Aubergine and Pomegranate Salad
Aubergines are one of my favourite vegetables to eat. Being the sponges that they are, eggplants soak in all the flavours you can throw at them and mellow them out into smooth, silky goodness. The key is to cook them fully: eggplants should collapse into soft puddles of veggie yumminess, and have no bite left in them. Admittedly, this can be a weird texture for some. But done right, aubergines can downright add creaminess to a dish. Which explains why it is often paired with low-fat dairy products such as paneer or plain yoghurt.
This salad is one such examples: buttery soft eggplants meld into the yoghurt dressing, contrasting with the crunchy pop of pomegranate arils. The recipe is also a bit of a conundrum for me: aubergines are at the height of their season in late summer, whereas pomegranates come into their own in late autumn. Depending on where you live, there is sometime an overlap of the seasons, but it is rarely the case in Montreal, since pomegranates do not grow anywhere near here. And yet, and yet, as much as this colourful salad embodies everything that is late summer in the Mediterranean, it feels right at home on a festive spread.
This salad was inspired by a similar dish I had at one of Ottolenghi's restaurants in London. The eggplant slices were so buttery soft, it was quite dreamy. It took me a few tries to figure out how to get similar results at home: although my version is slightly different, I think it is close enough, and certainly plenty delicious to grace any dinner table, whether in late summer or over the holidays.
Aubergine and Pomegranate Salad
Serves 4-6
2 large eggplants
250ml/ 1 cup yoghurt, plain or Greek
1 lemon
6 sprigs mint, coriander, or flat parsley, or a combination of all three
1 pomegranate or about 200g picked arils
Salt and pepper to taste
Olive oil to taste
Top and tail eggplants, and slice across into thick slabs, about 1.5-2cm (more or less 1").
Generously season the eggplant with salt, place in a large saucepan and cover with water. The aubergine slices will float up: push the eggplant down to make sure there is enough water in the pan.

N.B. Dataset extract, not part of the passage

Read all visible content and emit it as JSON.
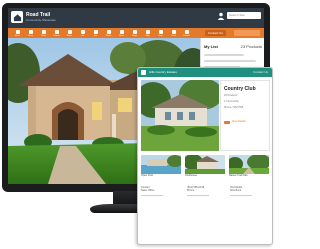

Cover the pan with a lid, and bring up to a boil.
Cook the aubergine until fork tender, about 15 minutes.
In the meantime, loosen the yoghurt by stirring. Season with salt, pepper, and lemon zest. If necessary, add lemon juice as well. Set aside.
Pick the herb leaves off the stalk, and chop or tear roughly. If using coriander, finely mince the stalks, and stir those into the yoghurt.
When the aubergine is tender, gently remove from the saucepan using a slotted spoon or spatula. Allow the slices to drain and cool on a stack of clean towels or in a large colander.
Pick the pomegranate arils. Instructions can be found here.
When ready to serve the salad, place the eggplant slices on a large platter in a single layer, or slightly overlapping. Lightly season with salt and pepper.
Dollop the lemony yoghurt, then sprinkle with the herbs and pomegranate arils.
Finish with an extra drizzle of olive oil, and serve.
It may sound bizarre to boil eggplants, but the result is simply divine! Each bite practically melts in your mouth, and just blends with the yoghurt's creaminess. This salad is best served at room temperature. Each element can be prepared up to 3 days in advance, but should be assembled as close to serving time as possible, otherwise the pomegranate will bleed into the yoghurt.
Bon App'!
Wonderful combination that I have only eaten once before in a spa hotel in northern Italy but I am also totally enthusiastic about Levantine cuisine.